Hits: 0

Berkas Perkara Tinus Sudah Siap Dilimpahkan ke Pengadilan Tipikor

Sesaat Tersangka Tinus hendak ditahan oleh Tim Penyidik Kejaksaan Negeri Kutai Barat, Kamis 20 September 2018 sore. SONNY LEE HUTAGALUNG/KABARKUBAR.COM

BARONG TONGKOK – KABARKUBAR.COM
Tim Penyidik Kejaksaan Negeri Kutai Barat segera merampungkan kasus dugaan korupsi Perusahaan Daerah Witelteram yang merugikan negara senilai Rp1,6 miliar. Agar berkas perkara itu secepatnya dilimpahkan ke Pengadilan Negeri Tindak Pidana Korupsi di Kota Samarinda. Salah satu agenda Jaksa, memanggil MS Ruslan untuk dimintai keterangan sebagai tersangka.

“Penyidik akan melayangkan surat panggilan kepada saudara R. Panggilan kali ini dengan status sebagai tersangka. Kalau sebagai saksi sudah pernah kita mintai keterangan,” ungkap Kepala Kejari Kubar, Syarief Sulaeman Nahdi, Jumat 26/10/2018 melalui sambungan telepon.

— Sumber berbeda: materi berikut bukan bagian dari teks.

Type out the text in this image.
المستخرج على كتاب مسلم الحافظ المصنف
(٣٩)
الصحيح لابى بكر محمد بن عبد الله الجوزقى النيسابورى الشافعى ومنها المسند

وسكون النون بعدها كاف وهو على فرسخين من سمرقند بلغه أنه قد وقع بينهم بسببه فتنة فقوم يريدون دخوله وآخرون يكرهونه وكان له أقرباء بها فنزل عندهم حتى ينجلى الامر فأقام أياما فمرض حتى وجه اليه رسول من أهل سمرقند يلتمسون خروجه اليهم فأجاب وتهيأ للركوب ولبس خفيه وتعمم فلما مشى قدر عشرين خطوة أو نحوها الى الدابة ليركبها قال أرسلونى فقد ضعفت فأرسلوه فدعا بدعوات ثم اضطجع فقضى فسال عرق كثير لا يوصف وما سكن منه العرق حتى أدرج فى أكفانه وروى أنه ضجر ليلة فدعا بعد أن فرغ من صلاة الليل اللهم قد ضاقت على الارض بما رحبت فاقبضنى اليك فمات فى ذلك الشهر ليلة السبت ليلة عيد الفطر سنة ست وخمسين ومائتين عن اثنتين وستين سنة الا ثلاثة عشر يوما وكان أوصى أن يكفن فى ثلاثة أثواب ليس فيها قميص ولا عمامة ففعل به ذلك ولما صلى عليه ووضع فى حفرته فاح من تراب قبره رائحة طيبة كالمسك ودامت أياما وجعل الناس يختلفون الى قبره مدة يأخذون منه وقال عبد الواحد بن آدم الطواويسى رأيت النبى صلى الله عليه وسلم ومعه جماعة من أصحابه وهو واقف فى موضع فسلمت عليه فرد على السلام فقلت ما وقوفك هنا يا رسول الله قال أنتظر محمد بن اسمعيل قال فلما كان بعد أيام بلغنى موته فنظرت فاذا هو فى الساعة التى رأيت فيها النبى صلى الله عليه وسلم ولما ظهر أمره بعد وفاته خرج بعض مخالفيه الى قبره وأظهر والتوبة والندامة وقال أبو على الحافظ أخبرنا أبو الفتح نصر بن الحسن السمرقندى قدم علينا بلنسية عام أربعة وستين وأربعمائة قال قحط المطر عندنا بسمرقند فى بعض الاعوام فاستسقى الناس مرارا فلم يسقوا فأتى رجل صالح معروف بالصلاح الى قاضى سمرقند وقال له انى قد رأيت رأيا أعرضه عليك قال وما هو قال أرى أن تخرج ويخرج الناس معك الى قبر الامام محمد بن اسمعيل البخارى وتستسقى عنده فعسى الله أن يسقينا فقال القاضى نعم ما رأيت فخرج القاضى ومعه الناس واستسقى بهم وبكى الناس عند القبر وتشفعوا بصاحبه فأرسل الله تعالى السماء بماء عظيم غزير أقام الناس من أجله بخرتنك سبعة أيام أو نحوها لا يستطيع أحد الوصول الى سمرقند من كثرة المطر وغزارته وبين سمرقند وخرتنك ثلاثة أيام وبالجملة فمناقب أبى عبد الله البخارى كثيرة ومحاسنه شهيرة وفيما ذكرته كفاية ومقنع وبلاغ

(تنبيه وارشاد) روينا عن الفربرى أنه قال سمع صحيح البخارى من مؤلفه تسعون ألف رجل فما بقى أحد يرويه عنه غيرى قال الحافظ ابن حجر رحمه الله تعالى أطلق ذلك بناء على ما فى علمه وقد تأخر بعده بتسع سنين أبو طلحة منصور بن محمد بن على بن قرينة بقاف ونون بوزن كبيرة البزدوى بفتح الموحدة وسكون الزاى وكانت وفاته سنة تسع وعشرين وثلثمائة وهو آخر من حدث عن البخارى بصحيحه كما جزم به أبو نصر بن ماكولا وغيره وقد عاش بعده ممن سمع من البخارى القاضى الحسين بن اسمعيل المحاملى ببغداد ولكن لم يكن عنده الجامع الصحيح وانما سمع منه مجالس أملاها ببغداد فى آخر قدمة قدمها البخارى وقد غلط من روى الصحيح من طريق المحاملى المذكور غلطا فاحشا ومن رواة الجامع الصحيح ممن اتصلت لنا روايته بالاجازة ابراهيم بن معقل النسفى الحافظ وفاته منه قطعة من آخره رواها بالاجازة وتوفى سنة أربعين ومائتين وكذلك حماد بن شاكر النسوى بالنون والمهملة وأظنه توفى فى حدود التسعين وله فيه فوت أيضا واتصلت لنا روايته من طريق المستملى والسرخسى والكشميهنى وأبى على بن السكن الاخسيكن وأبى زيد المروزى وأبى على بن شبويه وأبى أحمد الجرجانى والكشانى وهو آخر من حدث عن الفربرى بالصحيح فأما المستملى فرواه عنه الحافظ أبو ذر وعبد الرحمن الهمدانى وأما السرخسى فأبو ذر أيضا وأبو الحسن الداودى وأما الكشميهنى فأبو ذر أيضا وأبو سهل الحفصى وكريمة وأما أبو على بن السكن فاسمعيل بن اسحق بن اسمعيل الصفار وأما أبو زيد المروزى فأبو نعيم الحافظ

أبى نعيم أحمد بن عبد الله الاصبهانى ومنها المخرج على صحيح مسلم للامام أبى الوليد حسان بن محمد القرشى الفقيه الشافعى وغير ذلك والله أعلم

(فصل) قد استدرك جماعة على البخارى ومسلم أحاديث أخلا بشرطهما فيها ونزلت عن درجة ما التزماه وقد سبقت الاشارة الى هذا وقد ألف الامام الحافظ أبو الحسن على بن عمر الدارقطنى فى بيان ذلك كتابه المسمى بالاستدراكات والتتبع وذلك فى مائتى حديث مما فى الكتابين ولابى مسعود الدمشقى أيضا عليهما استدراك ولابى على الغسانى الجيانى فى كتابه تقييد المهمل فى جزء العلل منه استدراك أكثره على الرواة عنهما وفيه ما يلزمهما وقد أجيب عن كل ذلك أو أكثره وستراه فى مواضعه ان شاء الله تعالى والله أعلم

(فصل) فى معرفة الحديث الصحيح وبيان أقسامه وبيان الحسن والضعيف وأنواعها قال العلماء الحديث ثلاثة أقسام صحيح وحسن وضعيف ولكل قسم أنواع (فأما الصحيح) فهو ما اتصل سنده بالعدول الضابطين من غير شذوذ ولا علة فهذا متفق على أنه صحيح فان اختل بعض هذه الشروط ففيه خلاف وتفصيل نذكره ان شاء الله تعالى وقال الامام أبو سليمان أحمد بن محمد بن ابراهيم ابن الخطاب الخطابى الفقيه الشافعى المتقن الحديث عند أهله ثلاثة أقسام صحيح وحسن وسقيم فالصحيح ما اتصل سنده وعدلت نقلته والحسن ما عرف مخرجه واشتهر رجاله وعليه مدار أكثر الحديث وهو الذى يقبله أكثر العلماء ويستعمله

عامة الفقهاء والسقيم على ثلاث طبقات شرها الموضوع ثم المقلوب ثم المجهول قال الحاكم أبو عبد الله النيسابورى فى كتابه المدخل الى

Lebih lanjut dijelaskan Kepala Seksi Tindak Pidana Khusus Kejari Kubar, Indra Rivani, pihaknya berupaya segera merampungkan berkas perkara ini. “Kami juga ingin kasus ini segera tuntas. Karena tersangka T sudah kami tahan sebulan lalu,” katanya seraya menunjukkan dua bundel berkas atas nama Tinus di ruang kerja.

Soal masa penahanan Tinus yang telah lewat 20 hari sejak ditahan pada Kamis 20 September 2018, Indra Rivani mengaku telah memperpanjang masa penahanan. “Tidak kami perpanjang lagi. Nanti tanggal 18 November habis perpanjangan penahanannya yang 40 hari itu. Sebelum itu sudah kami limpahkan (ke Pengadilan Tipikor),” jelasnya kepada KabarKubar.

Kepala Seksi Tindak Pidana Khusus Kejaksaan Negeri Kutai Barat, Indra Rivani. SONNY LEE HUTAGALUNG/KABARKUBAR.COM

Diberitakan sebelumnya, Tinus akhirnya ditahan Jaksa setelah tiga pekan ditetapkan sebagai Tersangka dalam dugaan korupsi di Perusda Witelteram. Mantan Direktur Utama Witelteram tersebut, digiring ke Lembaga Pemasyarakatan Kelas IIA Sempaja di Samarinda. Resmi masuk ke bui sekira jam 5 sore, setelah menumpang pesawat Xpress Air dari Bandara Melalan, Kabupaten Kutai Barat.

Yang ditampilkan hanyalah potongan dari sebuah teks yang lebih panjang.